The Center’s home telehealth program provides post hospitalization remote monitoring for more than 160 patients each month in their homes. This program employs a concept known as automated hovering which combines new technologies such as wireless devices that can track patients’ vital signs and other indicators.

The Center for Connected Care is the largest telehealth center in the region and one of the largest telehealth hubs in the country. The center has 50 full time employees supporting patients 24/7 as well as other Penn Medicine staff working in a variety of settings across Pennsylvania, New Jersey, and Delaware.

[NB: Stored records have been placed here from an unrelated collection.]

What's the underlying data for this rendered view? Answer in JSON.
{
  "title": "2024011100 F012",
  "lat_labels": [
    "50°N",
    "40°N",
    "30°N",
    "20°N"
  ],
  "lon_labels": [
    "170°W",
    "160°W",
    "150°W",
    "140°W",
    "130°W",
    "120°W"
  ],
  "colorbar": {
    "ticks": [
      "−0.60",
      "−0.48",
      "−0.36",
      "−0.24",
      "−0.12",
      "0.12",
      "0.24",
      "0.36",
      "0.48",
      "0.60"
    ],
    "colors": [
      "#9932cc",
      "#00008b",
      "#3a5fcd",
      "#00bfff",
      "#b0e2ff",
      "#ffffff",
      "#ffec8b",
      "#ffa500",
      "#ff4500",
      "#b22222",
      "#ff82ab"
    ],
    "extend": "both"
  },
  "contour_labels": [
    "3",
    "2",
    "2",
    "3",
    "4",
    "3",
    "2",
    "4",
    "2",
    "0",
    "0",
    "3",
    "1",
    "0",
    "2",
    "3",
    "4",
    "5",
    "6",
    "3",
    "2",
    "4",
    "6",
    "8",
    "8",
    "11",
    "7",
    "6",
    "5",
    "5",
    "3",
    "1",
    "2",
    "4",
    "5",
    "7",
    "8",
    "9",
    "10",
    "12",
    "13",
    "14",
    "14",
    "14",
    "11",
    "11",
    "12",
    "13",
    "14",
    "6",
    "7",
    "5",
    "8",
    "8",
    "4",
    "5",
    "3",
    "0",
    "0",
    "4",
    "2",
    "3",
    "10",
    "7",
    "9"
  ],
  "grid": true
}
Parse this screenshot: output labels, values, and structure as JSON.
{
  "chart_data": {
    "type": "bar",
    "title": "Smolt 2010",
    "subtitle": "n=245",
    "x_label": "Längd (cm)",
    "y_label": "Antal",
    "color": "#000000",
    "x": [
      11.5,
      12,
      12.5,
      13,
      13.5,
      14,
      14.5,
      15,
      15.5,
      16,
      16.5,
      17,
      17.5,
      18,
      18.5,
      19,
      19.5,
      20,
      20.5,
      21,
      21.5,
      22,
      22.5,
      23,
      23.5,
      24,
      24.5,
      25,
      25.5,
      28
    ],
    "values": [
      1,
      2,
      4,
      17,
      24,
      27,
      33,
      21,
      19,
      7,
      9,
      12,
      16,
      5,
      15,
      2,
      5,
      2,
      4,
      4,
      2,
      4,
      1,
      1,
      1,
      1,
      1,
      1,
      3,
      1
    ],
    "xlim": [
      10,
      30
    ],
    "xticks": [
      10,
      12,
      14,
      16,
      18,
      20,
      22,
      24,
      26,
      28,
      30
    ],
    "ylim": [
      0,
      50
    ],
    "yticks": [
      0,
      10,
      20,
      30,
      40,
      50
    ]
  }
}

Penn provides additional telemedicine services in the use of Penn’s “E-lert eICU” service. This service provides 24/7 coverage for patients by using two-way video and audio technology to monitor patients who are at risk for falling or developing sepsis. The Penn “E-lert eICU” is one of the largest intensive care telemedicine programs in the nation.

Telemedical specialty services are also provided for transplant advice services, dermatology, ophthalmology, radiology, adolescent and young adult medicine, and complex neurological conditions to patients at regional, national, and international locations.

Other telemedical specialty services offered includes post-operative surgical visits as well as consultations on hematology, oncology, and provides veteran’s mental health services. Other services include using telemedicine to link obstetricians to trauma surgeons when needed to care for critically injured pregnant women.

Another new program called the telegenetics program is available through Penn’s Abramson Cancer Center. This service provides genetic counseling for patients living with or at-risk of inherited conditions via remote video conferencing.

Penn Medicine is also actively providing telemedicine to help cancer patients prepare for bone marrow transplants. This is accomplished when the cancer patient meets with their local physician at one of Penn Medicine’s regional entities. The patient is able to video conference with the remotely located transplant physician who will oversee the patient’s care at the Hospital of the University of Pennsylvania.